Laughter and Memory Issues

Laughter also has potential to help older individuals who are experiencing memory problems. At least one study has suggested that elderly persons have improved memory recall after they watch a 20-minute laugh-inducing video. Those individuals also had noticeable lower levels of stress hormones in their systems. Other studies have examined potential links between laughter and reduced incidents of heart disease, and whether laughter is an effective means to alleviate or control pain.

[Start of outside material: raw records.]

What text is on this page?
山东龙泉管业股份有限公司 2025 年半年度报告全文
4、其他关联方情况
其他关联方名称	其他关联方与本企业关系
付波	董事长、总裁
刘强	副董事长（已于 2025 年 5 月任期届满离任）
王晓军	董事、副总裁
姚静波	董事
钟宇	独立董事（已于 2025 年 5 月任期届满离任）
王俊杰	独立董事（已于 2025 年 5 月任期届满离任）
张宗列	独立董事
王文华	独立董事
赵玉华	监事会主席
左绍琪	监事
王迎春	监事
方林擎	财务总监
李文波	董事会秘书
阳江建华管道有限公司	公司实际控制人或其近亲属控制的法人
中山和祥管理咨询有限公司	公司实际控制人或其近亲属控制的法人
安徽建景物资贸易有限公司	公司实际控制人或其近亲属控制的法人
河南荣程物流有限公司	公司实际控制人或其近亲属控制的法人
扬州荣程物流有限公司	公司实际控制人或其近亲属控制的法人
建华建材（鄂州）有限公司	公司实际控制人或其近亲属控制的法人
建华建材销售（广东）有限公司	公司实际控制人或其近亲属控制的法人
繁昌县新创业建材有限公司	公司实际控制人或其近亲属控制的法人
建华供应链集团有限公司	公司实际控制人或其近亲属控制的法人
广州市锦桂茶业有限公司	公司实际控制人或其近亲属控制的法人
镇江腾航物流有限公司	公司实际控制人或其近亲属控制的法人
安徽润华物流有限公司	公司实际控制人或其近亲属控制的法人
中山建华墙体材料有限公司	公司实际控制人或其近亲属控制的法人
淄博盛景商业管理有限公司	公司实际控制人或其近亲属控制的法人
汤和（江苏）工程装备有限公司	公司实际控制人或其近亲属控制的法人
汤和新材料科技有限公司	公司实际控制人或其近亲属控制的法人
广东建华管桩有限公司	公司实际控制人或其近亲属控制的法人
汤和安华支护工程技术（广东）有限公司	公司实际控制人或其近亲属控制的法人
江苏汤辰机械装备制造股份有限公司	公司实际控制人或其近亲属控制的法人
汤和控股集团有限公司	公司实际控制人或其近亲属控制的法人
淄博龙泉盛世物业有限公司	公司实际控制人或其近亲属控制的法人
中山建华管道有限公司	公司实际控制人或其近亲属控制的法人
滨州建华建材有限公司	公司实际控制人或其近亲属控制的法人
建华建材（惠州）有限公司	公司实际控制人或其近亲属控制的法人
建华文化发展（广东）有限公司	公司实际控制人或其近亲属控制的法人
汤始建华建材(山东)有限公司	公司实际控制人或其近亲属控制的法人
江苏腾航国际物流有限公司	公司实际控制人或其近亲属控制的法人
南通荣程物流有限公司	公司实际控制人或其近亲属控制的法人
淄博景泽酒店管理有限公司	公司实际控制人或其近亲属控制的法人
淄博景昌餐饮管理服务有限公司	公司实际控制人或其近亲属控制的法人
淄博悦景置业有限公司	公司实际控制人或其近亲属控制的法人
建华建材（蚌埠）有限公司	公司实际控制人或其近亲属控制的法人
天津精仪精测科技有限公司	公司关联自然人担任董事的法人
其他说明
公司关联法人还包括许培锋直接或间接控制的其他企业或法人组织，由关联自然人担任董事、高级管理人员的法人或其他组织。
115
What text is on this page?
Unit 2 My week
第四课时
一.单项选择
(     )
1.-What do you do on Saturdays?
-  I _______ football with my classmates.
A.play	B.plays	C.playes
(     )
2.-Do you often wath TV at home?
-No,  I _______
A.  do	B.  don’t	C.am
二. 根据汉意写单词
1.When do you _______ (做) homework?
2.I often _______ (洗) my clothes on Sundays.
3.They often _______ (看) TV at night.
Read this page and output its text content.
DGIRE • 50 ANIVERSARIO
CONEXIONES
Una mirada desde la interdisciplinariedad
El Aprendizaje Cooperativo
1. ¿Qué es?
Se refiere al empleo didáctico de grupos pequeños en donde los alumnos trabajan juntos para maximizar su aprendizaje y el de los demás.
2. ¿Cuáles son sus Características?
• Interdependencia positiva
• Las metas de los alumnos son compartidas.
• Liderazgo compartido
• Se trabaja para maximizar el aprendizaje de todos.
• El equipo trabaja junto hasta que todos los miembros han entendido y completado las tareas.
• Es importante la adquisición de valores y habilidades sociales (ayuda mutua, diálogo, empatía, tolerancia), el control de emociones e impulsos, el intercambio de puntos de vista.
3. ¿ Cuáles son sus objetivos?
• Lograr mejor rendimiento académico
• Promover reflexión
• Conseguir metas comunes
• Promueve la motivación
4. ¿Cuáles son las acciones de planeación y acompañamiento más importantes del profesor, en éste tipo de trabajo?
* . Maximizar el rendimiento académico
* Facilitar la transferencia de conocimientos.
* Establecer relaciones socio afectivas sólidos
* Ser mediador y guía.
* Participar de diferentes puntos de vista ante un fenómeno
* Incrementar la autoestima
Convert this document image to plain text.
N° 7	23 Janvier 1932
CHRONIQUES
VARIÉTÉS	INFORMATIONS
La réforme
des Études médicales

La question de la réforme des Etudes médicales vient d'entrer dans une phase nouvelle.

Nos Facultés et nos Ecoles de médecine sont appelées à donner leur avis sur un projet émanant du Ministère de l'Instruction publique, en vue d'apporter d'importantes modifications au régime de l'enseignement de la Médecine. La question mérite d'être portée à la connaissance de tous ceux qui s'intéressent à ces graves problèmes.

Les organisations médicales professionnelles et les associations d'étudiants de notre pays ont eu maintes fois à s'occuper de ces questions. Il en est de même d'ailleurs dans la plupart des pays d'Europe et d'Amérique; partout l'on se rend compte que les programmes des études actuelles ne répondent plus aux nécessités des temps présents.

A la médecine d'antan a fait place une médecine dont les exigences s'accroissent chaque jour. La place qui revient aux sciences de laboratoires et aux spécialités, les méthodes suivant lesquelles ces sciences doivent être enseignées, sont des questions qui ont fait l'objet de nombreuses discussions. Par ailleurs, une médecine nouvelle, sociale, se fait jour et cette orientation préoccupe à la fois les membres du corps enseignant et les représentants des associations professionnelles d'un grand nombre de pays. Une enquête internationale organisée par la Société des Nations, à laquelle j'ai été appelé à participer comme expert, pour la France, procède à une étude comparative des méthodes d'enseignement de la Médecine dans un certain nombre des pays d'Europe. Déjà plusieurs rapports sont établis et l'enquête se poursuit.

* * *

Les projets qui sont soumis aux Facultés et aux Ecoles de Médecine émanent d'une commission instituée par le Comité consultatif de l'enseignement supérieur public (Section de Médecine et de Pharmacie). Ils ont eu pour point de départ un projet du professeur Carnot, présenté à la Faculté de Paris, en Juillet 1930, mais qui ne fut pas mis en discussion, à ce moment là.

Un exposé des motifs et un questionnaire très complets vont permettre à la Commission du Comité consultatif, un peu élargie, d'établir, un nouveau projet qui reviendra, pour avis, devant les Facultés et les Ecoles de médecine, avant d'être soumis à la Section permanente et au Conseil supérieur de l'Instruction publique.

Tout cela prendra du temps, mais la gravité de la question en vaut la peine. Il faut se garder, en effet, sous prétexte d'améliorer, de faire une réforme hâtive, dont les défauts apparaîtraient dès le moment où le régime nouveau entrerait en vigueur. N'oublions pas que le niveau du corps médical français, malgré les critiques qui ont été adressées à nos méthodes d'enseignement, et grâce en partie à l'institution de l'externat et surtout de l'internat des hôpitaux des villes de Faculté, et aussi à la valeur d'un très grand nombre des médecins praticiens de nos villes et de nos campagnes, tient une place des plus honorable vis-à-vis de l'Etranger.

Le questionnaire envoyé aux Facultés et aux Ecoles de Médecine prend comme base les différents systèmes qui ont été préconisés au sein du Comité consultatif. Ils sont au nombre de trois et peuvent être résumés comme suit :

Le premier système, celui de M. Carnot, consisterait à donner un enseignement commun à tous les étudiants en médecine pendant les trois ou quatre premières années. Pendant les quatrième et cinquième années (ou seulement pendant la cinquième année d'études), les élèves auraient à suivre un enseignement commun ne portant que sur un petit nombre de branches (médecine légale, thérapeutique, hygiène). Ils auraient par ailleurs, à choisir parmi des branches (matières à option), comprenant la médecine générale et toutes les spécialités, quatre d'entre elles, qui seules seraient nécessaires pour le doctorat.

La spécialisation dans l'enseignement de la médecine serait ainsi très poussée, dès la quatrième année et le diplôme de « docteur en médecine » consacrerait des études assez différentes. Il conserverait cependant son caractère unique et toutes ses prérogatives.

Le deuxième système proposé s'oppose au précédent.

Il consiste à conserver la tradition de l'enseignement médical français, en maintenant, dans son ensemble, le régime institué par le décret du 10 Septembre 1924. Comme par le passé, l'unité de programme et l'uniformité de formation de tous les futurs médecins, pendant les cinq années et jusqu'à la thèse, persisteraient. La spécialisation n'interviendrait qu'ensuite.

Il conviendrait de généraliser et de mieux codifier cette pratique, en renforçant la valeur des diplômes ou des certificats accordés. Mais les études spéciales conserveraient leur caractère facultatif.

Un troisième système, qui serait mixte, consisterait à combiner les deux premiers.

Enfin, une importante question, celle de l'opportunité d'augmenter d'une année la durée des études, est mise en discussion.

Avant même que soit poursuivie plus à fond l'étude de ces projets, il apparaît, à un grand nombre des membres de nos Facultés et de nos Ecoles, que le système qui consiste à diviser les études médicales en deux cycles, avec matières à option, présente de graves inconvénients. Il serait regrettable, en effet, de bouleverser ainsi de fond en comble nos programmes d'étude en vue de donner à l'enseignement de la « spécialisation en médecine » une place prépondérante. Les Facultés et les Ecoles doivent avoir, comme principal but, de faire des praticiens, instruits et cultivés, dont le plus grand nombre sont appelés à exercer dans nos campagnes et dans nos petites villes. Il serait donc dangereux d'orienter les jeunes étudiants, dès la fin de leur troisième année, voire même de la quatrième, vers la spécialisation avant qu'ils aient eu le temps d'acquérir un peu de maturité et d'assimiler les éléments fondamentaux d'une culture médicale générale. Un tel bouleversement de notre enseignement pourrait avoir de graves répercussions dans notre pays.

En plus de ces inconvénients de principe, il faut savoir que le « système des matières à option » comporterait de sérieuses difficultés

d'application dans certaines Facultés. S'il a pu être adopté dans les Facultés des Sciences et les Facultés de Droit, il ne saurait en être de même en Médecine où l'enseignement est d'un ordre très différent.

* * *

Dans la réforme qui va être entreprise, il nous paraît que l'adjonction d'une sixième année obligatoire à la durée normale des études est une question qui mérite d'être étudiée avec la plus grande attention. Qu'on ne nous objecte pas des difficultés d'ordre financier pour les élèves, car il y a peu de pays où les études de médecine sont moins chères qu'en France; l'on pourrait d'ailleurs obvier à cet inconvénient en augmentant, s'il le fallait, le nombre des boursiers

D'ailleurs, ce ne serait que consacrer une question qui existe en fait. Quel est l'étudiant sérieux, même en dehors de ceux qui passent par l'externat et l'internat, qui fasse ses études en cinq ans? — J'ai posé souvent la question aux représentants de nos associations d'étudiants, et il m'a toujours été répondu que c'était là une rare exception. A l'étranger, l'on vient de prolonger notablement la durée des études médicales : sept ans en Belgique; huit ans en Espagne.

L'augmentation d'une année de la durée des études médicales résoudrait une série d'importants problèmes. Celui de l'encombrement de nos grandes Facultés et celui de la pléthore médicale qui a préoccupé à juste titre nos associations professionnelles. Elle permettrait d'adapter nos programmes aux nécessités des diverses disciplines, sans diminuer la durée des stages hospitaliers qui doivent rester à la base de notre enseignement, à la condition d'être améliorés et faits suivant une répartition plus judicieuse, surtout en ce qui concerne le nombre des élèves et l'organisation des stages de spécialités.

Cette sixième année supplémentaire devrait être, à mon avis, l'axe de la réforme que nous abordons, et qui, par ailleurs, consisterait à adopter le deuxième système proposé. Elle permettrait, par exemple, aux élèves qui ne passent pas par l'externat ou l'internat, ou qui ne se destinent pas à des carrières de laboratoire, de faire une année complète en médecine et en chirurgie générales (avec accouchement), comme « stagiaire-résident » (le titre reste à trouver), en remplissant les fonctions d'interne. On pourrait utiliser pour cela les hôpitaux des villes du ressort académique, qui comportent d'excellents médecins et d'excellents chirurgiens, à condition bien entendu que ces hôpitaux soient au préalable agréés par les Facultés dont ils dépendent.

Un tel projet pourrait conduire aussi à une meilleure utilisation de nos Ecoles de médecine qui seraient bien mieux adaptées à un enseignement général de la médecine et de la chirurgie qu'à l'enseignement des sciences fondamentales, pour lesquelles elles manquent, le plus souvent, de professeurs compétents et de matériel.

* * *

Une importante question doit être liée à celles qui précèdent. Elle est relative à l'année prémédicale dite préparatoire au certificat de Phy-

The benefits of laughter may well be the result of an improved quality of life. Individuals who exhibit a higher propensity to laugh will generally have stronger social networks and support structures around them. Laughter may well be an effect and not a cause of an improved quality of life. Even with this question, however, no therapist or counselor would recommend that a person reduce the amount of laughter in his life. When an individual is experiencing pain or discomfort, for example, any distraction can reduce his perception of that pain. In this context, laughter is only one of several potential distractions that might work.  As long as connections are seen between laughter and improved mental and physical health, laughter will remain as a recommendation in every therapist’s toolbox.

If you have a chance to stop and laugh at something during your day, you should grab at that chance while you can. You might be surprised at how much better a good laugh will make you feel.